Food soon appears again as one of their ponies “got into the river before they could catch him…and all the baggage that he carried was washed away off him. Of course it was mostly food, and there was mighty little left for supper, and less for breakfast.” (Chapter 2)
But then the eating theme takes a different and disturbing turn: trolls

(JRRT)
who, though currently munching mutton, have “…et a village and a half between yer, since we come down from the mountains” and soon, like amateur chefs on “The Great Goblin Bake Off”, are discussing how to prepare dwarf—will it be roasting? boiling? before the judge, one Gandalf, decides the argument by tricking them into being exposed to the sun and turned to stone.

(JRRT)
This is, in its way, a mirror to the original eating idea, in which the protagonists who do the consuming are at risk of becoming a potential article for consumption and we’ll see this repeated more than once with:
1. the goblins (Chapter 4): “For goblins eat horses and ponies and donkeys (and other much more dreadful things), and they are always hungry.”

(Alan Lee)
2. Gollum (Chapter 5): “He was looking out of his pale lamp-eyes for blind fish, which he grabbed with his long fingers as quick as thinking.

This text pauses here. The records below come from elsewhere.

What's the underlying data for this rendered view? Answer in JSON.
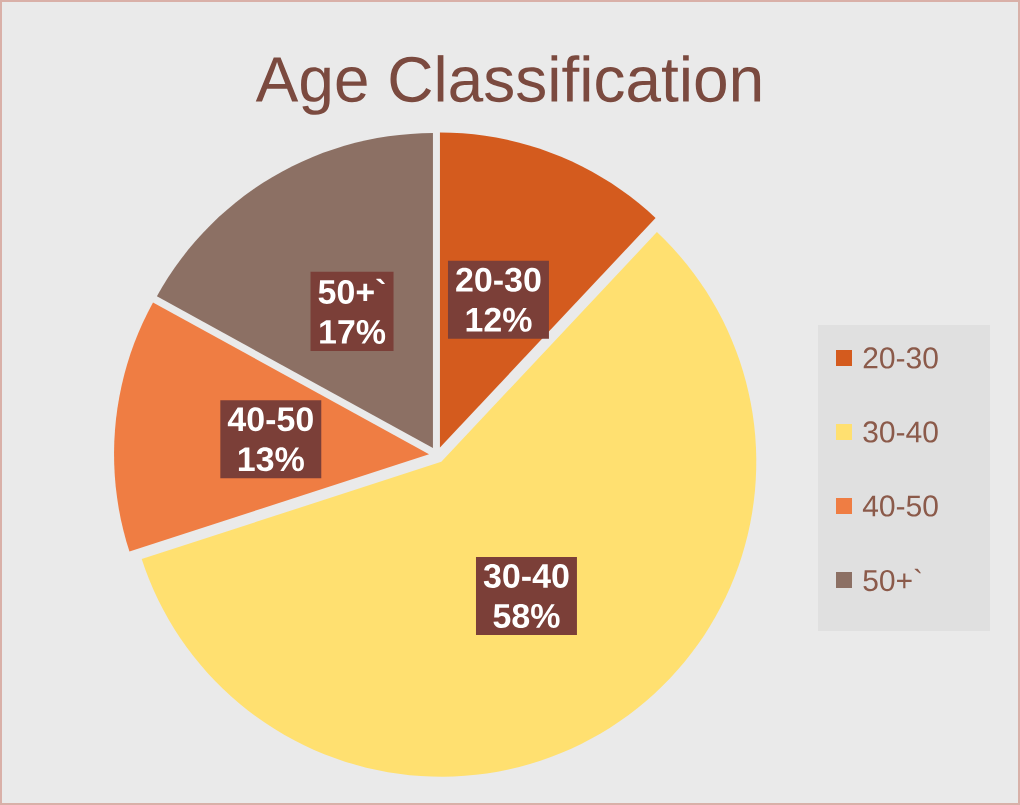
{
  "chart_data": {
    "type": "pie",
    "title": "Age Classification",
    "categories": [
      "20-30",
      "30-40",
      "40-50",
      "50+`"
    ],
    "values": [
      12,
      58,
      13,
      17
    ],
    "value_labels": [
      "12%",
      "58%",
      "13%",
      "17%"
    ],
    "colors": [
      "#d45b1e",
      "#ffe070",
      "#ef7d43",
      "#8c7064"
    ],
    "legend": "right"
  }
}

Goblin he thought good, when he could get it…” and there’s the possibility that Bilbo might be on the menu—if he loses the riddle contest.

(Alan Lee)
3. the spiders (Chapter 8): “ ‘What nasty thick skins they [the dwarves] have to be sure, but I’ll wager there is good juice inside.’ ‘Aye, they’ll make fine eating, when they’ve hung a bit…’ ”

(and another Alan Lee)
4. and, of course, Smaug (Chapter 12): “ ‘Let me tell you I ate six ponies last night and I shall catch and eat all the others before long…I know the smell (and taste) of dwarf…Girion Lord of Dale is dead, and I have eaten his people like a wolf among sheep…’ “

(JRRT)
On the other side (the eating, not eaten), however, there are:
1. supper with the Rivendell elves (Chapter 3)

(JRRT)
2. rabbit, hare, and sheep with the eagles (Chapter 6)

(JRRT)
3. meals with Beorn (Chapter 7)

(Ted Nasmith)
4. starving in Mirkwood while being tantalized by elvish feasts (Chapter 8)

(another elf king, in an illustration by A.W. Bayes, 1831-1909)
5. prison rations in the dungeons of Thranduil, the king of the forest elves (Chapter 9)—as well as food stolen by Bilbo

(a generic dungeon as, so far, I haven’t discovered a useful illustration of the original situation)
6. feasts in Lake-town (Chapter 10)

(JRRT)
7. a gourmet diet of snails (Chapter 11)

(Alan Lee)
8. and even the threat of siege and starvation (Chapter 15)—

(Alan Lee)
Given that so much of the text is handed over to eating and drinking, it’s surprising that the conclusion of the story doesn’t have Gandalf returning (with Balin) to tea some years later—

(Alan Lee)
could it be that even that academic hobbit is finally full?
As always, thanks for reading.
Stay well,
One slice of cake should do, I think, don’t you? Or maybe two?